The “Opium Of The People” And The Opioid Crisis

Karl Marx (1818–1883)
By Dr. R. Scott Clark - Posted at The Heidelblog:

I have been thinking some lately about Karl Marx (1818–83). Now, it has been a few decades since I have read Marx but I did read him a fair bit in University as an undergraduate. I think my various Political Science professors assigned The Communist Manifest about 5 times in various courses. Beyond the reading he featured prominently in lectures. This was all before President Reagan’s 1987 “Tear Down This Wall” speech and the visible collapse of the Soviet Union, in which those who had been held hostage by Marxist-inspired communism did finally tear down the Berlin Wall in 1989.

As I watched Germans and others sitting atop the wall, an act that would have had them shot only a few years earlier, I thought that the manifest evidence of the failure of the Marxist-Leninist (Communist) project would be obvious to all but I was wrong. I was wrong because I did not understand yet that Marxism is not a mere social theory or even a theory of history, in which Hegel’s dialectical movement of history was said to have been turned “upside down” and materialized in a the dialectic of the class struggle, but a religion, an eschatology and one that is not grounded in history but solely in a vision of the future. As such, it is impervious to criticism. There are no facts, there is no history, there is no logic, there is no reasoning with one who is utterly devoted to a utopian vision of the future. See David Koresh. The FBI negotiators perhaps did not understand that Koresh really believed in a coming utopian in which he was the central, Messianic figure. There was no reasoning with him because he leveraged everything they said by his utopian view of the future.

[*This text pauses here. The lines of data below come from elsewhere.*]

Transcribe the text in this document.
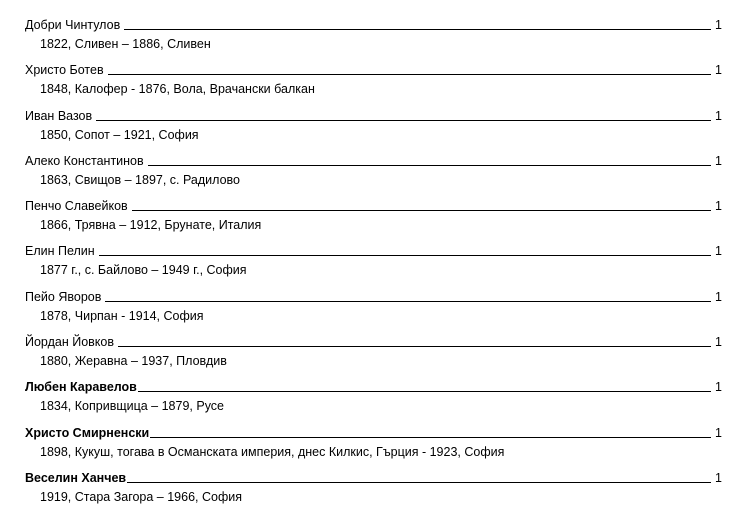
Добри Чинтулов	1
1822, Сливен – 1886, Сливен
Христо Ботев	1
1848, Калофер - 1876, Вола, Врачански балкан
Иван Вазов	1
1850, Сопот – 1921, София
Алеко Константинов	1
1863, Свищов – 1897, с. Радилово
Пенчо Славейков	1
1866, Трявна – 1912, Брунате, Италия
Елин Пелин	1
1877 г., с. Байлово – 1949 г., София
Пейо Яворов	1
1878, Чирпан - 1914, София
Йордан Йовков	1
1880, Жеравна – 1937, Пловдив
Любен Каравелов	1
1834, Копривщица – 1879, Русе
Христо Смирненски	1
1898, Кукуш, тогава в Османската империя, днес Килкис, Гърция - 1923, София
Веселин Ханчев	1
1919, Стара Загора – 1966, София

Of course people have often tried to characterize Christianity as essentially just another religion of direct revelation (apocalyptic) about a future glory age. Thus, they try to marginalize Jesus and his apostles. One great problem with such an approach is that it fails to reckon with Christianity’s equal commitment to the past and the present. Yes, Christianity has an eschatology but it has a history. We regard the Exodus as an historical event. We regard the resurrection as historical events. In so doing, we are following the prophets, our Lord, and his apostles.